UNOS CAMPAMENTOS DISTINTOS A LOS DE CASA

De camino a la Plaza Bizkaia, GARA se encontró con Sara Goiria. Contó que es integrante de la asociación Río de Oro de Durangaldea y que en la antigua abadía de Izurtza organizan colonias para niños y niñas saharauis. En Izurtza ofrecen refugio y juego a niños saharauis con discapacidad. Este año han venido diez niños y doce personas hacen de monitores, dos de ellas mujeres procedentes del Sahara. «Hacemos lo que se hace en un campamento de verano: ir a las fiestas de los pueblos, ir a la playa, comer helados, hacer fiestas...», detalló, sin soltar la mano del niño que le acompañaba. Pero, además de las fiestas y los juegos, las visitas al médico son frecuentes. «Algunos ni siquiera están bien diagnosticados», apuntó.

«Son niños y tienen derecho a vivir como tal, de venir, divertirse y comer bien.
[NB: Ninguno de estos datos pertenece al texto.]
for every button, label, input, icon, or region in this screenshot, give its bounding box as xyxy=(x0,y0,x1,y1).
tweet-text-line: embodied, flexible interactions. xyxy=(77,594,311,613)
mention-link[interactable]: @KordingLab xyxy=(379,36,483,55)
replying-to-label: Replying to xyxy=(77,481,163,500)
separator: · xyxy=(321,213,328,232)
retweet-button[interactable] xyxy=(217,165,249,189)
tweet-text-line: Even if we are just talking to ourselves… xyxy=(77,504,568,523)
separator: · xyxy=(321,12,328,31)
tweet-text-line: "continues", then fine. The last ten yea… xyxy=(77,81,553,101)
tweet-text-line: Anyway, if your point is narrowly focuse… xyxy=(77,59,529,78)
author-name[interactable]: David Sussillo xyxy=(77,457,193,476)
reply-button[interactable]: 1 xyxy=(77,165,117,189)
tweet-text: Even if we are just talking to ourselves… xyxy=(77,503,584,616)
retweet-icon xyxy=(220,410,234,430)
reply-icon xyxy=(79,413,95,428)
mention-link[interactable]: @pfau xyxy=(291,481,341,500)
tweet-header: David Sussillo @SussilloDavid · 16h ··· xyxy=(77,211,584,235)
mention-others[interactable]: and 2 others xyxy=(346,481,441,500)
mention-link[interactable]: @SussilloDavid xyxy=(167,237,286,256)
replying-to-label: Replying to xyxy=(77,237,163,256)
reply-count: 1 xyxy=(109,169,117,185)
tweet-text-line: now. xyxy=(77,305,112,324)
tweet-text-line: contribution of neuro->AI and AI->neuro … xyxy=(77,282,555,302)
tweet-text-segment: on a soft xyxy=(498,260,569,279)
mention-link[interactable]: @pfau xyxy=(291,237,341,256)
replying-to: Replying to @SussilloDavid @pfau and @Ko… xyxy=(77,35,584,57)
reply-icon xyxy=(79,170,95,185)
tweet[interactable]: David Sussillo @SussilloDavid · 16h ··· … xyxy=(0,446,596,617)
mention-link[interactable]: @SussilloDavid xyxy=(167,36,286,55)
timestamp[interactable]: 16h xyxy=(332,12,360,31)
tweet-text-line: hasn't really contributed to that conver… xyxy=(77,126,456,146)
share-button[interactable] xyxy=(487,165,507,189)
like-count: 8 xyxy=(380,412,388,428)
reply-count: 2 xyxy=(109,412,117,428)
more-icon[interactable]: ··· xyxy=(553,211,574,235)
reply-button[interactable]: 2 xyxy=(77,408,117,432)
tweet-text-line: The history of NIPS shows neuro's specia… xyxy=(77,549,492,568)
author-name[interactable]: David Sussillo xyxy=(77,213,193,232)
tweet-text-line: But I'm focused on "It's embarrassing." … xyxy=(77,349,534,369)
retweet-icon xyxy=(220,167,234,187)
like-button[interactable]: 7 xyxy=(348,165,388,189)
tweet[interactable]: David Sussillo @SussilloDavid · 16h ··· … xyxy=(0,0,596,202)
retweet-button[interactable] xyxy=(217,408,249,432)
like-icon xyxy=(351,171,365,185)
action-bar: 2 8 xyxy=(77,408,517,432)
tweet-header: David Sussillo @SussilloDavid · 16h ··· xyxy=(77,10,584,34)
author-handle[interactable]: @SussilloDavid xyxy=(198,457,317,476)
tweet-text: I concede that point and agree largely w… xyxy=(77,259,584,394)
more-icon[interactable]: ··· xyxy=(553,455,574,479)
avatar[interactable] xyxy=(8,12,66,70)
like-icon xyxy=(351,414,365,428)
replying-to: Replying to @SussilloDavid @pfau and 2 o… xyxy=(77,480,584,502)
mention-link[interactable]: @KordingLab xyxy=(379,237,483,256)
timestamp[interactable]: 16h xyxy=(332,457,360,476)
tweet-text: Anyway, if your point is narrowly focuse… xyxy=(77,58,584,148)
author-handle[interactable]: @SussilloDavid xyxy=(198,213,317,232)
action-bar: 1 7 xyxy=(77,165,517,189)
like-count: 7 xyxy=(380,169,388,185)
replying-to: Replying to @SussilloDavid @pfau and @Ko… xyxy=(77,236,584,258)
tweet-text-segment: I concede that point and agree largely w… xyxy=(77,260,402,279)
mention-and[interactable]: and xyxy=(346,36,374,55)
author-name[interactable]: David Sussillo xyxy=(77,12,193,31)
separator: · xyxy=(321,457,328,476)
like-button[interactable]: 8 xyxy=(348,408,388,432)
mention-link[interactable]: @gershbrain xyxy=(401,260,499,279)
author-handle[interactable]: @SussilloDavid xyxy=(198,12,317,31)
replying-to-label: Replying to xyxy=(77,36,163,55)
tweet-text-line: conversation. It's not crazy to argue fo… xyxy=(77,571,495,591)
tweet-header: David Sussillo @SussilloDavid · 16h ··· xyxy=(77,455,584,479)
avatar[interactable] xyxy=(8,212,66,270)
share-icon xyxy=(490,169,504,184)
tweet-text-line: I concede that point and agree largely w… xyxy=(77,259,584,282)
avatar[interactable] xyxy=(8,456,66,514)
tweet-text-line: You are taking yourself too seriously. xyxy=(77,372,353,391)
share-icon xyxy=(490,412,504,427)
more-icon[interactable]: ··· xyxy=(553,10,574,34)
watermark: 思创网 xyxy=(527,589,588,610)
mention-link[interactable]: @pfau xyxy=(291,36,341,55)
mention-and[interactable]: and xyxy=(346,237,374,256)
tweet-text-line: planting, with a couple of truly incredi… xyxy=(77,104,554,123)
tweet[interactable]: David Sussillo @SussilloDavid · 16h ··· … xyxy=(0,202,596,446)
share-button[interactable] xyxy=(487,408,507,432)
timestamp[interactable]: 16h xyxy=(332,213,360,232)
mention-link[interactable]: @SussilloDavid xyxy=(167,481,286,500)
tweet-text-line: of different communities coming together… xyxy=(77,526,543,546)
Estos son los más vulnerables, porque además de ser refugiados tienen alguna discapacidad, pero lo que hacemos es ofrecerles un campamento de verano normal, como a cualquier otro niño», explicó Sara Goiria.

Y de un campamento a otro, sin cambiar de comarca. Garazi Etxebarria es parte del proyecto Hamadako Izarrak. Desde 2015, acogen cada año a doce niñas saharauis -quince antes de la pandemia-. Este año están en Zaldibar.

«Nos gustaría que no fuera necesario que estos niños tuvieran que salir de Sahara», lamentó Etxebarria, pero la situación en los campamentos de refugiados es demasiado dura, afirmó: «Llevan 48 años viviendo en los campamentos de refugiados y allí los veranos son muy duros. Están en una situación de guerra, por lo tanto, también están condicionadas las situaciones familiares, los padres o hermanos de algunos están en el frente».

Estos niños y niñas vienen a Euskal Herria para luego «volver reforzados», aseguró Etxeberria. Y destacó que cuando están en nuestro país se convierten en los «pequeños embajadores del Sahara»: «Ellos nos muestran su realidad».

Entre educadores y cocineros, alrededor de 50 voluntarios participan en el proyecto Hamadako Izarrak. No son pocos, pero se necesitan más; más familias que acojan, sobre todo, porque cada vez son menos. «En general, con el programa ‘Oporrak bakean’ cada vez llegan menos niños. Hay otras asociaciones que como nosotras acogen a grupos grandes para hacer frente a este descenso», alertó.

Por ello, animó a la gente a participar, «porque no es tanto lo que nosotros damos a los niños -dijo-; ellos entran en nuestras vidas y las ponen patas arriba, en el buen sentido».